De Canio puntualizza: «Noi tutti, però, abbracciando il nuovo progetto, avevamo messo in conto questo tipo di ostacoli. Siamo quindi preparati ad affrontarli. I rilievi che ho mosso - ribadisce - descrivono una situazione di fatto e non possono essere intesi come una critica alle scelte di mercato del club, tanto meno a quelle compiute in passato. Peraltro - aggiunge - il riferimento al passato aveva un valore generale. Nel senso che c’è stato un periodo di vacche grasse in cui le società, disponendo di maggiori risorse economiche, potevano permettersi anche il lusso di acquistare nuovi calciatori prima ancora di cedere gli elementi in esubero. Oggi non è più così. Io e tutti i dirigenti del Lecce siamo stati fin da subito concordi nell’analisi dell’attuale scenario del calcio italiano e l’intesa con la società non è mai stata in dubbio». Insomma, quello espresso dall’allenatore nelle sue dichiarazioni di mercoledì, è solo un umano «nervosismo» (il termine da lui utilizzato) che scaturisce dall’impazienza di poter lavorare su un organico al completo.

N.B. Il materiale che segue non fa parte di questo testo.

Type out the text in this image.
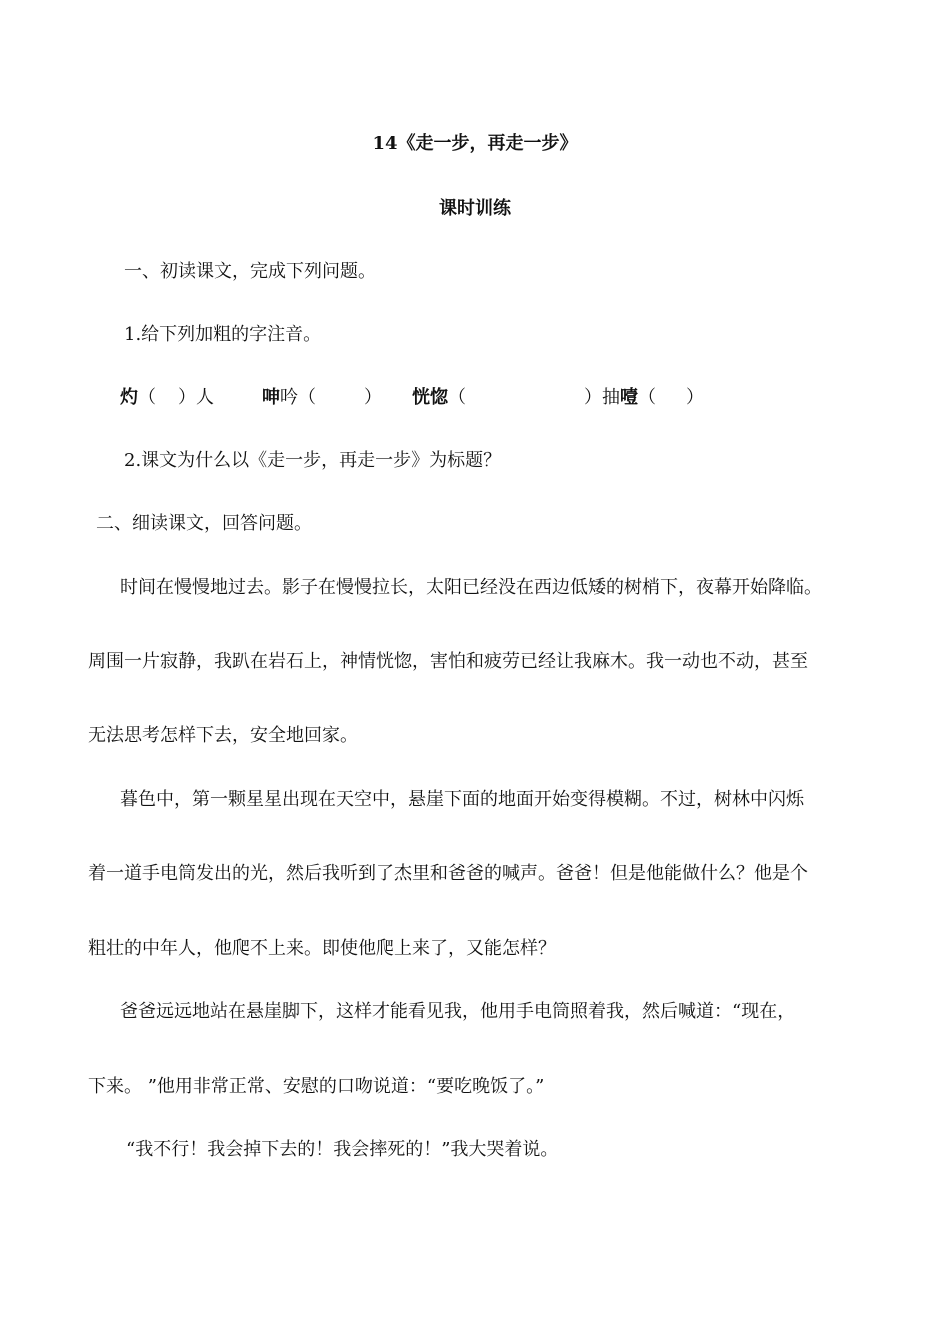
14《走一步，再走一步》
课时训练
一、初读课文，完成下列问题。
1.给下列加粗的字注音。
灼（ ）人	呻吟（	） 恍惚（	）抽噎（ ）
2.课文为什么以《走一步，再走一步》为标题？
二、细读课文，回答问题。
时间在慢慢地过去。影子在慢慢拉长，太阳已经没在西边低矮的树梢下，夜幕开始降临。
周围一片寂静，我趴在岩石上，神情恍惚，害怕和疲劳已经让我麻木。我一动也不动，甚至
无法思考怎样下去，安全地回家。
暮色中，第一颗星星出现在天空中，悬崖下面的地面开始变得模糊。不过，树林中闪烁
着一道手电筒发出的光，然后我听到了杰里和爸爸的喊声。爸爸！但是他能做什么？他是个
粗壮的中年人，他爬不上来。即使他爬上来了，又能怎样？
爸爸远远地站在悬崖脚下，这样才能看见我，他用手电筒照着我，然后喊道：“现在，
下来。 ”他用非常正常、安慰的口吻说道：“要吃晚饭了。”
“我不行！我会掉下去的！我会摔死的！”我大哭着说。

Esposito, il Genoa torna alla carica - Anche se lentamente, però, il mercato si muove. Il Genoa non ha mollato la presa su Esposito e la trattativa resta aperta. Gasperini stima il centrale di Galatina e Preziosi vorrebbe accontentarlo. Il Lecce chiede poco più di 3 milioni per la comproprietà. Nell’operazione, però, il club rossoblù potrebbe inserire il giovane difensore centrale danese Troest (reduce dall’esperienza col Parma) e l’esterno-trequartista Forestieri. Nemmeno a Edinho mancano gli estimatori. Ma il centrocampista brasiliano resta soprattutto nel mirino della Fiorentina. Intanto, il giovane Antonio Di Silvestro è stato ceduto in comproprietà al Siracusa, club di Seconda divisione.